TSAT-1A
- Operator: TASL
- Mission duration: 5 years (planned)

Spacecraft properties
- Manufacturer: TASL, Satellogic
- Launch mass: 50kg

Start of mission
- Launch date: 7 April 2024 23:16 GMT
- Rocket: Falcon 9
- Launch site: LC-39A Kennedy Space Center
- Contractor: SpaceX

= TSAT-1A =

Commercial Earth observation satellite owned by TSAL

TSAT-1A is an sub-metre resolution earth observation satellite built by TATA Advanced Systems Limited in collaboration with Satellogic. It was launched on the SpaceX Falcon 9 Bandwagon-1 mission on April 7, 2024 from the Kennedy Space Center in Florida. It is India's first military-grade geospatial satellite built entirely by the private sector.

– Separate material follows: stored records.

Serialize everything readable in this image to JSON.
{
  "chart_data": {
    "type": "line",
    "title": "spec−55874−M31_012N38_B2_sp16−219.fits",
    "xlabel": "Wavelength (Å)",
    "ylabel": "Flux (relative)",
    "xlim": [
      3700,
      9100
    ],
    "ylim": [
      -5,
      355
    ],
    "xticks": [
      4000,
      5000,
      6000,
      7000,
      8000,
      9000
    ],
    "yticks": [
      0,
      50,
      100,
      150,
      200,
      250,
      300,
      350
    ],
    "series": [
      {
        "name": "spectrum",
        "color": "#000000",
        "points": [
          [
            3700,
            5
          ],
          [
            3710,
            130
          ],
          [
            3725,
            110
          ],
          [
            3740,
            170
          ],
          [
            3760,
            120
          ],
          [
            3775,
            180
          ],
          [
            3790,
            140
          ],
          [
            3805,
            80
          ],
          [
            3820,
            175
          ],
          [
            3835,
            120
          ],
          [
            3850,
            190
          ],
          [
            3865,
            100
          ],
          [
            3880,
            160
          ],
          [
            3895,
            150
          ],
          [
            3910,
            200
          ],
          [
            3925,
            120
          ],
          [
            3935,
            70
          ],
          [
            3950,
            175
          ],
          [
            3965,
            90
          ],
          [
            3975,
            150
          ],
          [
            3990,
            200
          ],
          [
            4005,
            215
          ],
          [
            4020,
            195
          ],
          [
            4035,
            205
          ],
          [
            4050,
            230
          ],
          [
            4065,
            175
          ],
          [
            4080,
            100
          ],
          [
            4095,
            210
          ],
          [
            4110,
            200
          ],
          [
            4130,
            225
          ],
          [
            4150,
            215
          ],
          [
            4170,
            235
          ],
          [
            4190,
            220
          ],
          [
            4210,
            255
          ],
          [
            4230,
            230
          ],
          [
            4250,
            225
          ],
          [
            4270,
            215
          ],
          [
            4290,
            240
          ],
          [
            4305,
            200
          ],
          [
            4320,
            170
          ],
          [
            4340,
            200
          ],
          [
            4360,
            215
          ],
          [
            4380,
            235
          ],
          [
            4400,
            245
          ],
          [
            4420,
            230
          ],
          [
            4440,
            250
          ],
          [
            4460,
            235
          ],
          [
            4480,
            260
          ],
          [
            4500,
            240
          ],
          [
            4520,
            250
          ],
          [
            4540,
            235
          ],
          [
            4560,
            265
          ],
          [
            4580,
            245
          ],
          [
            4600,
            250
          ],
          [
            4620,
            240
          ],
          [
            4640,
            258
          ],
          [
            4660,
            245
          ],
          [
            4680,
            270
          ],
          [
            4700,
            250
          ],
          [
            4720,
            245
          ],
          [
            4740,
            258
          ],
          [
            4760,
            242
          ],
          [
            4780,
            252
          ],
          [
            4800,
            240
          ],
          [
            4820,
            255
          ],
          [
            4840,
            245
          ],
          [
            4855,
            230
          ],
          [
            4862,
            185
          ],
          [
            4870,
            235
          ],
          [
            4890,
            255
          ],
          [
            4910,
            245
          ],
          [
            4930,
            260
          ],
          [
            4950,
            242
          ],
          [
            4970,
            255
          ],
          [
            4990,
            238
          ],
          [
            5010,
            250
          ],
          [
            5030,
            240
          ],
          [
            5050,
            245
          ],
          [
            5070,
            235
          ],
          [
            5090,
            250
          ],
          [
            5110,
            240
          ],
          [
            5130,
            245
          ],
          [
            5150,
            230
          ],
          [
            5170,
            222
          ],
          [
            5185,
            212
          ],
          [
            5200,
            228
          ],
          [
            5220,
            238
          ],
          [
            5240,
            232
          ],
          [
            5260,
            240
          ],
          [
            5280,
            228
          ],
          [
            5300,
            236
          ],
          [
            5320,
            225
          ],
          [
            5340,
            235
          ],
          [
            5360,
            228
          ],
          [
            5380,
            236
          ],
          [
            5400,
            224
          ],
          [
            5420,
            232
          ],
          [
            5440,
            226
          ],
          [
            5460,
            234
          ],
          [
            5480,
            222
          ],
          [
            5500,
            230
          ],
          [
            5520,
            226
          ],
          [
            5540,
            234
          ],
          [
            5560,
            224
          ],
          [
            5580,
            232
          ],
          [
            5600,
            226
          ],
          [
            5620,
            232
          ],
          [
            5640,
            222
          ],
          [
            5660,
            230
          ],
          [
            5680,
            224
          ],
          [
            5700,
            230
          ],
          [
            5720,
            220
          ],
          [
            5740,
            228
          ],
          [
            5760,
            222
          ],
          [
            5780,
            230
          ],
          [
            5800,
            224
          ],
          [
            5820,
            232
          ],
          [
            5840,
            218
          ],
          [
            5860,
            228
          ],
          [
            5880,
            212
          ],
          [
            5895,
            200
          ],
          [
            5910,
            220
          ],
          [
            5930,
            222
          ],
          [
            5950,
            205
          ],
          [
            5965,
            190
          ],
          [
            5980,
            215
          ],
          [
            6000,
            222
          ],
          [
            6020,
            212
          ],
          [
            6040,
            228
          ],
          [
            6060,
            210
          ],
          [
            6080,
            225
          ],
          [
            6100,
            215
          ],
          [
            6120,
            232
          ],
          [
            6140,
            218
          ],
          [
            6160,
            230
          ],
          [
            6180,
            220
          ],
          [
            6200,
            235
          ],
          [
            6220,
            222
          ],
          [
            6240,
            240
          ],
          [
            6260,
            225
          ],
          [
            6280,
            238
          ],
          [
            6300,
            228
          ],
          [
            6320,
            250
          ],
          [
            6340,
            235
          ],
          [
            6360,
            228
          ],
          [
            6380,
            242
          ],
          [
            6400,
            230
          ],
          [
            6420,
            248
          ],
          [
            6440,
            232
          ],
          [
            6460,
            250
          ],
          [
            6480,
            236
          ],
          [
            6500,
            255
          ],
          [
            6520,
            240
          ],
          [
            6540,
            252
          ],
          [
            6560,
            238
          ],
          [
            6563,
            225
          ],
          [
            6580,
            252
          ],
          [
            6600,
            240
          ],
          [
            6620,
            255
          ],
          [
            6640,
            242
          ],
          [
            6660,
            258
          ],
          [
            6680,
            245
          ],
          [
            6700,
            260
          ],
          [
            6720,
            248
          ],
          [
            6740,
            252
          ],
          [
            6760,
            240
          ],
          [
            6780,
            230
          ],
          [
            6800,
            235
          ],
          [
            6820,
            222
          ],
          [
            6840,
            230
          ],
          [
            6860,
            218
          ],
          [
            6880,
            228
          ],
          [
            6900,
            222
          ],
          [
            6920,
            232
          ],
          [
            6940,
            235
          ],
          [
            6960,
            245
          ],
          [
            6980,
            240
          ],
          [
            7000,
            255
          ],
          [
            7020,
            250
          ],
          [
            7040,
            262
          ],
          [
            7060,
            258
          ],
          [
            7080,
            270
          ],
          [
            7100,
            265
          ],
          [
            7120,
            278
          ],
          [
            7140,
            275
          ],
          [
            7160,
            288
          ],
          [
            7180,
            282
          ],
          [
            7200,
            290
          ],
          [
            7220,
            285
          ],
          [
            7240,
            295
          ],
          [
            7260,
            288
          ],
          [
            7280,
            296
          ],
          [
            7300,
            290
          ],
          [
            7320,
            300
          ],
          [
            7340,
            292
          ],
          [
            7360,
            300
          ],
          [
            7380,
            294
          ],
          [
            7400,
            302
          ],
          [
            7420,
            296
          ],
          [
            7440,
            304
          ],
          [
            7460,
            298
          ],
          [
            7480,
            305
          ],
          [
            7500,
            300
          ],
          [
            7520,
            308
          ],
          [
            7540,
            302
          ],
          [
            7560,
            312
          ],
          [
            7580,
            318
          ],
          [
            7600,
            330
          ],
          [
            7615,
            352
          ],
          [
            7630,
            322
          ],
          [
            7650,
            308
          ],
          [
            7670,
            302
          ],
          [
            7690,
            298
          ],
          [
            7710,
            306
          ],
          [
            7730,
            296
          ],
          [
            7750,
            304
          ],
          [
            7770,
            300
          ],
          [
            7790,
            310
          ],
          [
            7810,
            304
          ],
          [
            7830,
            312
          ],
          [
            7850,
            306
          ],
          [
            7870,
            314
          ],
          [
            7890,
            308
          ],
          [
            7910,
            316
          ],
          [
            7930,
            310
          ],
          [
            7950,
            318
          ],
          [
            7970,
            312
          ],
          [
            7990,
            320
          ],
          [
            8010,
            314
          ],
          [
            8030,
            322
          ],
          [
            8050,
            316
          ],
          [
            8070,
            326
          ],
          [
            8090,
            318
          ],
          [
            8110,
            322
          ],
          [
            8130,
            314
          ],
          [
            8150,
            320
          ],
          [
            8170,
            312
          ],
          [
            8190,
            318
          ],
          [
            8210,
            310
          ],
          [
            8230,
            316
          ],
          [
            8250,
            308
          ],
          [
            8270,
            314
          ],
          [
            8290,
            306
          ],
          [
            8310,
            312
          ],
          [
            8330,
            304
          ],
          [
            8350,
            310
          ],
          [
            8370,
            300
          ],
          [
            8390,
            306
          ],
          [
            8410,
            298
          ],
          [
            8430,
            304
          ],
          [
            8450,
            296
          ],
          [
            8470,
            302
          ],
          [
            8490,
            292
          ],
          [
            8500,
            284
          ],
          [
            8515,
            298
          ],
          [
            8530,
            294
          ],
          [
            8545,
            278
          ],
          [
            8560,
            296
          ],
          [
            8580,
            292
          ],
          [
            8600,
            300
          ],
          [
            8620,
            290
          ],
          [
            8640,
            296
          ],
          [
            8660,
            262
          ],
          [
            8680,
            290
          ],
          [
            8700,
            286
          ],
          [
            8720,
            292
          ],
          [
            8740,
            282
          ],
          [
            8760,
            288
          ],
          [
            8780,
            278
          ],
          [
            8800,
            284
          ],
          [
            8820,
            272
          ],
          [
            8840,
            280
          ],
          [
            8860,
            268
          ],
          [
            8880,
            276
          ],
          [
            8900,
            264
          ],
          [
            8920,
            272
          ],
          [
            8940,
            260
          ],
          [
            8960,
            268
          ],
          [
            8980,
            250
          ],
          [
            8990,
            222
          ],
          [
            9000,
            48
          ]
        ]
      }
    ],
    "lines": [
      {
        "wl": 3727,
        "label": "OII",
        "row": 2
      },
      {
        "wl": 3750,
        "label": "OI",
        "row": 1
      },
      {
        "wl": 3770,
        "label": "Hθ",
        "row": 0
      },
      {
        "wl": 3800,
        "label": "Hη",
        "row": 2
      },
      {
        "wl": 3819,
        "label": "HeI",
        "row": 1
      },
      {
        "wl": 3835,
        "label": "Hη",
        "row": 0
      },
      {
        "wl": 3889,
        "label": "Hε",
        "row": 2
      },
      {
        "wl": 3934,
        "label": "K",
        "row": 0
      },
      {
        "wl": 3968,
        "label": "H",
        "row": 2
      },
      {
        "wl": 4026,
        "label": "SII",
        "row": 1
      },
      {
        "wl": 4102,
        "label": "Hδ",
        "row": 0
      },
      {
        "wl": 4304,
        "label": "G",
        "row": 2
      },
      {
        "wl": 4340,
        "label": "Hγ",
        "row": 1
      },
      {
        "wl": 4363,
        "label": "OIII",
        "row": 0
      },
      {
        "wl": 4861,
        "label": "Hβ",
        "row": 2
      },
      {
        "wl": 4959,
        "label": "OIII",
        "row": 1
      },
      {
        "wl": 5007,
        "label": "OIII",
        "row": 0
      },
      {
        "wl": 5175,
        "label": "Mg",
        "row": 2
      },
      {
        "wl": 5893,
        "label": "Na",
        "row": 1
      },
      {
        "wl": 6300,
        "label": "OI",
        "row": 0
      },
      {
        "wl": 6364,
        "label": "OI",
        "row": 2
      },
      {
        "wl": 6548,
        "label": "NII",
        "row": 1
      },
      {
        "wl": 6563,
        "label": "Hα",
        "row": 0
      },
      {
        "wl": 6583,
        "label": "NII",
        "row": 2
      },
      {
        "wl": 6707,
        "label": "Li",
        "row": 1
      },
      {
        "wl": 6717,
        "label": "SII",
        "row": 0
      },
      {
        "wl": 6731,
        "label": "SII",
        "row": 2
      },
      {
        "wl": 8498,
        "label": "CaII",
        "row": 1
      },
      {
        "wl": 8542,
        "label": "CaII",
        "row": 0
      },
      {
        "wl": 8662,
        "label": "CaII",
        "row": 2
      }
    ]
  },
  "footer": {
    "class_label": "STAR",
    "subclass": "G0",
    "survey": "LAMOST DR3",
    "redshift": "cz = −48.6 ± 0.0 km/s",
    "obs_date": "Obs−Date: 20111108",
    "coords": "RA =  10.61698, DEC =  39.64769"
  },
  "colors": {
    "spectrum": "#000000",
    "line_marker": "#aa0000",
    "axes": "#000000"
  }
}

In November 2023, TASL and Satellogic formed a partnership to develop and integrate an advanced earth observation satellite. TSAT-1A is a sub-meter resolution Earth observation satellite that orbits in low-earth orbit. It will provide military-grade imagery with a resolution of less than one meter per pixel.The satellite is equipped with a multispectral camera and edge processing capabilities. The satellite was built under Technology Transfer with Satellogic providing initial components, with which TASL built the satellite at its Vemagal facility in Karnataka.

TSAT-1A caters primarily to the government and armed forces, offering high-resolution military-grade imagery. The company also targets commercial customers. TASL intends to produce up to 25 low earth orbit satellites annually.